The methods one has to take to get them to do anything, their general conduct in becoming tame and in the experiments throughout, confirm these conclusions. The following particular phenomena are samples of the many which are inconsistent with the presence of reasoning as a general function. No. 1 had learned to open a door by pushing a bar around from a horizontal to a vertical position. The same box was then fitted with two bars. He turned the first bar round thirteen times before attempting to push the other bar around. In box LL all three monkeys would in the early trials do one or two of the acts over and over after they had once done them. No. 1, who had learned to pull a loop of wire off from a nail, failed thereafter to pull off a similar loop made of string. No. 1 and No. 3 had learned to poke their left hands through the cage for me to take and operate a chute with. It was extremely difficult to get either of them to put his right hand through or even to let me take it and pull it through.

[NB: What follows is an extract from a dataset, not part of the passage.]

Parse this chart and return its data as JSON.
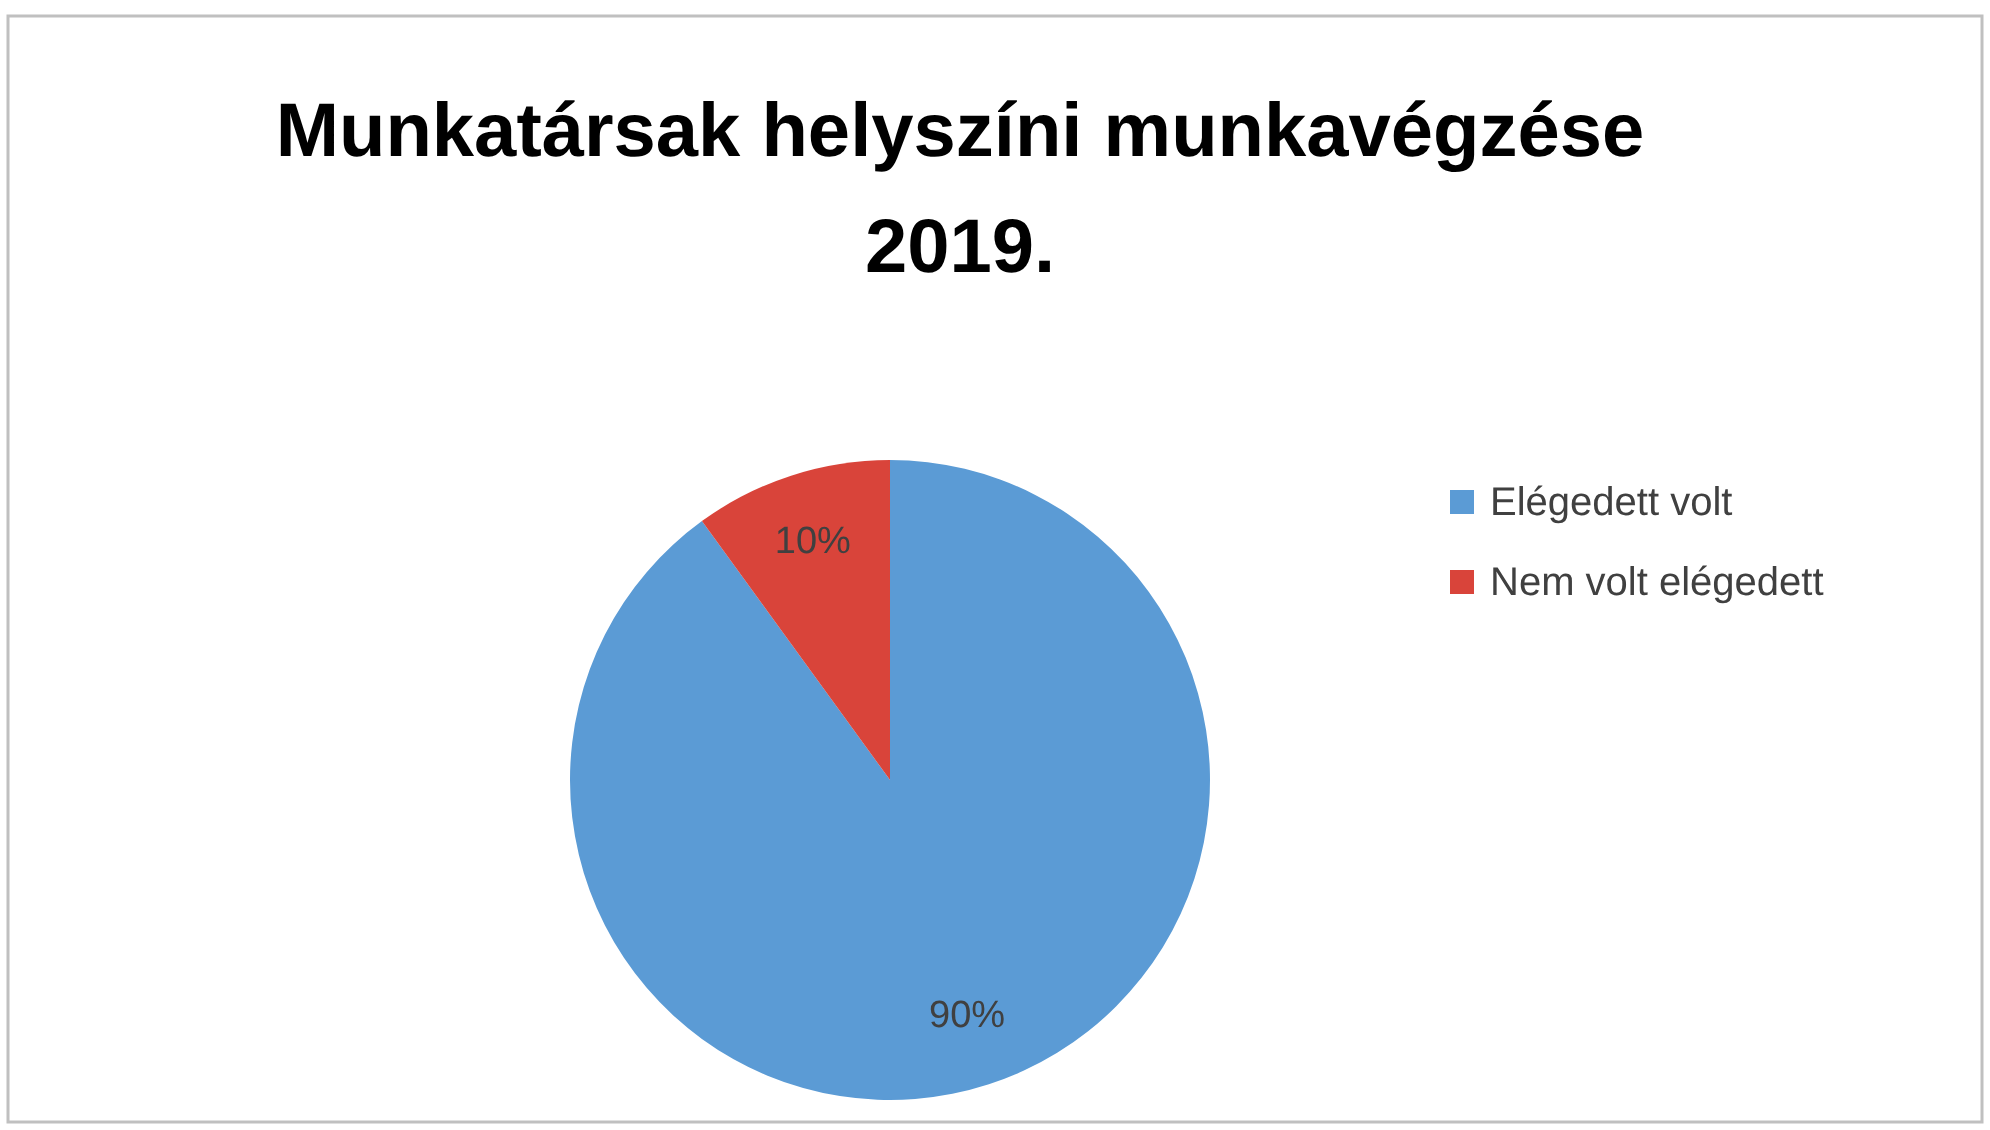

A negative answer to the question “Do the monkeys reason?” thus seems inevitable, but I do not attach to the question an importance commensurate with the part it has played historically in animal psychology. For I think it can be shown, and I hope in a later monograph to show, that reasoning is probably but one secondary result of the general function of having free ideas in great numbers, one product of a type of brain which works in great detail, not in gross associations. The denial of reasoning need not mean, and does not to my mind, any denial of continuity between animal and human mentality or any denial that the monkeys are mentally nearer relatives to man than are the other mammals.

So much for supererogatory explanation. Let us now turn to a more definite and fruitful treatment of these records.

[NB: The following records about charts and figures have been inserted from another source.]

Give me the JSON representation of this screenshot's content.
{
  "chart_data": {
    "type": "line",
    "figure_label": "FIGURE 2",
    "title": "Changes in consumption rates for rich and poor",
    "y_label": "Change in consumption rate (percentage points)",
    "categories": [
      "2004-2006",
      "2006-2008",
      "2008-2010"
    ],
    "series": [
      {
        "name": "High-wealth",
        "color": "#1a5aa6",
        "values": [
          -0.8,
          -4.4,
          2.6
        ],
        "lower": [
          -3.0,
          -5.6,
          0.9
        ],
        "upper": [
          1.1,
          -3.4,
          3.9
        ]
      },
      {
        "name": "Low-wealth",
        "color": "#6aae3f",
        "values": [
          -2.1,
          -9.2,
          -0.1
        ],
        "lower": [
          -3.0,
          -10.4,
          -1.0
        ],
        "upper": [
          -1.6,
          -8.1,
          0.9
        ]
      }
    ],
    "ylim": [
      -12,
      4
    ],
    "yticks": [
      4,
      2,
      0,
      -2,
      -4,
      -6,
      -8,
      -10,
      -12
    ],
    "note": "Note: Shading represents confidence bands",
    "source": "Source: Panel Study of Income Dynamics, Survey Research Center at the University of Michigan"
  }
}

The difference between these records and those of the chicks, cats and dogs given on [pages 39-65] passim is undeniable. Whereas the latter were practically unanimous, save in the cases of the very easiest performances, in showing a process of gradual learning by a gradual elimination of unsuccessful movements, and a gradual reënforcement of the successful one, these are unanimous, save in the very hardest, in showing a process of sudden acquisition by a rapid, often apparently instantaneous, abandonment of the unsuccessful movements and a selection of the appropriate one which rivals in suddenness the selections made by human beings in similar performances. It is natural to infer that the monkeys who suddenly replace much general pulling and clawing by a single definite pull at a hook or bar have an idea of the hook or bar and of the movement they make. The rate of their progress is so different from that of the cats and dogs that we cannot help imagining as the cause of it a totally different mental function, namely, free ideas instead of vague sense-impressions and impulses. But our interpretation of these results should not be too hasty. We must first consider several other possible explanations of the rapidity of learning by the monkeys before jumping to the conclusion that the forces which bring about the sudden formation of associations in human beings are present.